A Tidal Wave of Rebellion: Victor “Marka27” Quiñonez
Immigration fascism tries to silence Mexican-born, Brooklyn-based artist's anti-ICE artwork

Introduction by Bruce Hobson, Mexico Solidarity Project, co-founder; Liberation Road member; Guanajuato, Mexico
I believe that culture in its many forms is essential for revolutionaries to stay alive, to keep moving forward.
In the Reflections section of the Mexico Solidarity Bulletin, we post cultural pieces from time to time, which are most often written by the artist Vicky Hamlin, who is also a member of the MSP bulletin committee and a Liberation Road member.
Each week I translate the bulletin from English to Spanish. When I first read Vicky’s Reflections piece about Victor Quiñonez and the closure of his show I was struck by how familiar this art feels, as it reflects a part of Mexican/American reality.

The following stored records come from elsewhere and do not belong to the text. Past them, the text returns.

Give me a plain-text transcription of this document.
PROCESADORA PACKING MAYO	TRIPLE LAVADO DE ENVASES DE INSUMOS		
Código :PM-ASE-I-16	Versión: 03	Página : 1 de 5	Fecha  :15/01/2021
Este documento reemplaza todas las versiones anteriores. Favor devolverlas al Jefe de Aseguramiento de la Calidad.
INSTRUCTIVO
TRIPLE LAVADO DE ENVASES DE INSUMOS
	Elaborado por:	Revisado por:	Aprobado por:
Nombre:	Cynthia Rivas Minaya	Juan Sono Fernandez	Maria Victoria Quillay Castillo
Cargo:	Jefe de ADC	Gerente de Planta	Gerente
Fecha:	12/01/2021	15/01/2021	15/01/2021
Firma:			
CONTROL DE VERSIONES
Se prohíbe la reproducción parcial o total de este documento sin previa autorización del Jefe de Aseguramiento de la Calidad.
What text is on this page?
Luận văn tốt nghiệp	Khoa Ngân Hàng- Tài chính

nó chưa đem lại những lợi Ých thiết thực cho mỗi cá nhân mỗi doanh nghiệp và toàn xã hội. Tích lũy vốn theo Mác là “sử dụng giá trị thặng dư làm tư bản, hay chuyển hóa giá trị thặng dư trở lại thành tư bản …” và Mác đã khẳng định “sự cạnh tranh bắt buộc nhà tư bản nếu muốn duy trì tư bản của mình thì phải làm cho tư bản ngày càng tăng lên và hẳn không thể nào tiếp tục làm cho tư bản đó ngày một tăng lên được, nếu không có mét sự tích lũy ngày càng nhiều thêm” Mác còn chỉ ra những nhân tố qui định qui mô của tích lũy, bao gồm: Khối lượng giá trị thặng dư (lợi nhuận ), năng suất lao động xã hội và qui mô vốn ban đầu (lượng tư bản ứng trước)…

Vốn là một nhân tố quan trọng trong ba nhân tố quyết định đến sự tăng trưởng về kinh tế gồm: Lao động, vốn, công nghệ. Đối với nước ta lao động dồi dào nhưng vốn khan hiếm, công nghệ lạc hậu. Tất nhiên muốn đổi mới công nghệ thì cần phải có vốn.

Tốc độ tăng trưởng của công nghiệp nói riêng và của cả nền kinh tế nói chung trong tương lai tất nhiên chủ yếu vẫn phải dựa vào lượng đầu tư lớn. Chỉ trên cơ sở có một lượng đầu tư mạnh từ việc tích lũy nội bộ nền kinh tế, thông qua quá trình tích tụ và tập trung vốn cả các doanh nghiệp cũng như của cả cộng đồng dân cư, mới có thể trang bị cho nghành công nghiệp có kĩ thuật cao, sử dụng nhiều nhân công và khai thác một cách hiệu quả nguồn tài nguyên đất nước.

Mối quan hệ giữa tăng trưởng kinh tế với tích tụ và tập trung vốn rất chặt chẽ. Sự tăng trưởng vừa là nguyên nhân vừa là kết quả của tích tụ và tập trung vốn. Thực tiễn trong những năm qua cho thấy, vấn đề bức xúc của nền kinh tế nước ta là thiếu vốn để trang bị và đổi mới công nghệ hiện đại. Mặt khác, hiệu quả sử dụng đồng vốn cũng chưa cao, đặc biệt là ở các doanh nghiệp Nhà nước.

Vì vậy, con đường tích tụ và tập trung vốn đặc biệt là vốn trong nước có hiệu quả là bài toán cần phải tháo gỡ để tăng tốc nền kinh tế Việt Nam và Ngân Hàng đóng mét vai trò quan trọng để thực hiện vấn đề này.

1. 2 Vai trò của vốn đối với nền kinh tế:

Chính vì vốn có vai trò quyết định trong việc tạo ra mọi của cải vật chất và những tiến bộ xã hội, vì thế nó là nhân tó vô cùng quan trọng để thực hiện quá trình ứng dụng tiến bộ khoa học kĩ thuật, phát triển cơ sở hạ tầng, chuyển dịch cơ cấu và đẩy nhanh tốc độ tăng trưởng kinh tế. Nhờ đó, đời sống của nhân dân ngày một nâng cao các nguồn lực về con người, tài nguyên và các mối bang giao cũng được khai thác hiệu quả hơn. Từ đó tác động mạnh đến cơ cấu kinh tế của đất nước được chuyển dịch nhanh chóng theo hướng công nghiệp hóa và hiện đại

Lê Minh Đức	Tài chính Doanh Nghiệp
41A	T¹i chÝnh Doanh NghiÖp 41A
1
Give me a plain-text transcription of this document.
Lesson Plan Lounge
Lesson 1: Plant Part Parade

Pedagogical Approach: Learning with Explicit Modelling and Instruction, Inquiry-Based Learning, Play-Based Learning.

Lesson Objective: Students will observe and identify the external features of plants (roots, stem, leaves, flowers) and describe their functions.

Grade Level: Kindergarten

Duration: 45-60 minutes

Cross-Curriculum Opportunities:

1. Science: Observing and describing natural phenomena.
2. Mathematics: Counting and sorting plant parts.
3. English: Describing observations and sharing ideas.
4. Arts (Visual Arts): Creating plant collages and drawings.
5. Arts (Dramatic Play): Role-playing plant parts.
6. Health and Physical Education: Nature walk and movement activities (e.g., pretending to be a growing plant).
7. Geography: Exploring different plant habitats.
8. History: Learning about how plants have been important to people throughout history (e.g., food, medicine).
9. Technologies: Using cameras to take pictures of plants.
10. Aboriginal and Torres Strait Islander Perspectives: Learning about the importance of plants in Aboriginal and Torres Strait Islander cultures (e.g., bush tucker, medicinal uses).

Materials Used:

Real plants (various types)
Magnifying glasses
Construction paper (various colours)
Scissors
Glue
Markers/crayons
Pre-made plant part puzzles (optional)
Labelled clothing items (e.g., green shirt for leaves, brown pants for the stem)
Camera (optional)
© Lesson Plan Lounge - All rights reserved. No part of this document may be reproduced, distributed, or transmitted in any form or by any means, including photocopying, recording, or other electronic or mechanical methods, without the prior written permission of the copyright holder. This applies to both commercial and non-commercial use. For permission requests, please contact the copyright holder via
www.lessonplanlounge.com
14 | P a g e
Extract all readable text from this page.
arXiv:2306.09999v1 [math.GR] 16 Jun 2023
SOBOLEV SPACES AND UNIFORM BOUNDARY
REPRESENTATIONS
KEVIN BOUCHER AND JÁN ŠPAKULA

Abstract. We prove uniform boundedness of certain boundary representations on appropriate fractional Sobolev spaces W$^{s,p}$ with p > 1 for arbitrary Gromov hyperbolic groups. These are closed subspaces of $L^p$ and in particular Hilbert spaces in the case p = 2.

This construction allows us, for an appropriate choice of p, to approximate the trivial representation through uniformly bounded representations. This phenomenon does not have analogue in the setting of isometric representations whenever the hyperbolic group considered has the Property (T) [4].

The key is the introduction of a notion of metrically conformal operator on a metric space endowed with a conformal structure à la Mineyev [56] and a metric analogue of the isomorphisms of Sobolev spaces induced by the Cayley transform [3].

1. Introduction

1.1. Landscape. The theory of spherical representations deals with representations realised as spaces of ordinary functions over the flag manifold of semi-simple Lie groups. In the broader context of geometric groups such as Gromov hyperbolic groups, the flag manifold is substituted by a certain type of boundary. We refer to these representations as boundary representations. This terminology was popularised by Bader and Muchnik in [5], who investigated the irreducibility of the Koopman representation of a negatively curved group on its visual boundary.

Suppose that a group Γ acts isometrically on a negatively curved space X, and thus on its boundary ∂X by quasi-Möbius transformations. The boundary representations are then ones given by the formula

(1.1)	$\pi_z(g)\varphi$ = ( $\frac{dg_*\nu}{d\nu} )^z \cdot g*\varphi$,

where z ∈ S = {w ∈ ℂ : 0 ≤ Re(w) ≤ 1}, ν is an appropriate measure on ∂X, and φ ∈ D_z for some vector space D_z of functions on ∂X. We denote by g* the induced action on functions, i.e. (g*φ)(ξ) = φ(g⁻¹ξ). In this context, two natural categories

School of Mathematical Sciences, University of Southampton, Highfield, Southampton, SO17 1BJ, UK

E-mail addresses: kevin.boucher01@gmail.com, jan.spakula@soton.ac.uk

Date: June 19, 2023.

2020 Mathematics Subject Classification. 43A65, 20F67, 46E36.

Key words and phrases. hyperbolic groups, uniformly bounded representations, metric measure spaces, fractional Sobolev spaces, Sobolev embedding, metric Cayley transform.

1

See what these powerful pieces say to you.
by Vicky Hamlin
Immigration fascism has shuttered and censored art across the US, from galleries to paper prints to digital platforms.
The latest chapter is the sudden shuttering of the Victor “Marka27” Quiñonez show at the University of North Texas, scheduled to be exhibited for three months. Titled Ni de Aquí, Ni de Allá (“Neither from Here nor from There”) the show is a tour de force (meaning great!) display of Quiñonez’s talent and heart. And they closed it. A week after it opened.
“It’s been a trend in this country to suppress any kind of expression that’s going against what this administration is doing to civilians and this regime that’s been harming and murdering people,” Quiñonez told Hyperallergic.
“They say ICE is supposed to be helping people, but detention centers are just another word for privatized prisons,’ he continued. ‘My work speaks to the vulnerability of the communities affected by that.”
Faculty members wrote a letter denouncing the exhibition's abrupt shuttering without explanation, noting the university’s federal designation as an Hispanic-Serving Institution. Nine graduating students in the Studio Art MFA class have committed to withdrawing their upcoming thesis shows in protest. One, Carla Hughes, told Hyperallergic,“We now understand that our administration does not actually care about what we have to say, so we’re more interested in taking our work to our community than keeping it in the institution.” Public records revealed the discussions that went on before the cancellation.
To Be Both Personal and Universal
This is my piece, called Elevar la Cultura. It’s constructed of 200 coolers. Inside nine of the coolers, you see different ofrendas [offerings]. The ofrendas are dedicated to multicultural backgrounds, all representative of street vendors from all across the world. When you first come to this country, you’re limited for your work options. So for me, the cooler represents survival. It represents that hustle. It represents the cultural authenticity that comes from a lot of these street vendors and the goods that they provide and that they sell. I chose that as the symbol for this Mayan pyramid. These are all just meanings that I’m putting together as an artist to express my feelings about what’s happening with today’s administration, the way immigration is playing a role in deportation and separating families and bringing people to detention centers. I wanted to create some artwork that speaks to that and creates awareness and empathy for the people that it’s affecting right now.
—Marka27
Strangely, given the struggles of immigrants here, the Mexican art diaspora is alive and well in the United States. Quiñonez has found real success with his “neo-Indigenous” (his words) style. He can read his audience, because that audience is, well, him — his story, family, friends, neighbors, idols. To be personal and universal at the same time in your chosen art is a gift, and it’s what makes Quiñonez (and Bad Bunny too, imho, just sayin’) so across-the-board popular.
Quiñonez includes portraits of men and women, cartoon characters and bits and pieces from daily life mixed together with modern abstraction, brilliant color and traditional indigenous patterning, as in these pieces from this closed exhibition.
From painting, sculpture, textiles, graffiti, graphic design, fashion to sound installation and more, he continues to embrace both his past and current cultures and communities.
His installation called “I.C.E. Scream” is particularly touching because the ice popcart crashes a very sweet image of childhood against the horror of the ICE raids.

The pieces that incorporate graffiti show restraint in the image on canvas (like a father’s gentle love) and then wild abandon in the spray can art surrounding the canvas.
Marka27’s huge murals have gotten attention all over the world. They are magnificent, detailed and glorious. They define and lift up any neighborhood they are in.
A tidal wave is happening — a tidal wave of rebellion against the Make-America-White-Again, make-us-all-good-soldiers-for-Trump right-wing storm that seemed frighteningly strong at the beginning. They were wrong, we did not roll over and die. Powerful voices of resistance like Marka27 show that we have the collective will and spirit to take back what is ours — our history, our lives, our art.
Activist Vicky Hamlin, a retired tradeswoman, shop steward, and painter, shines the light in her art on the lives of working people and the world they live in.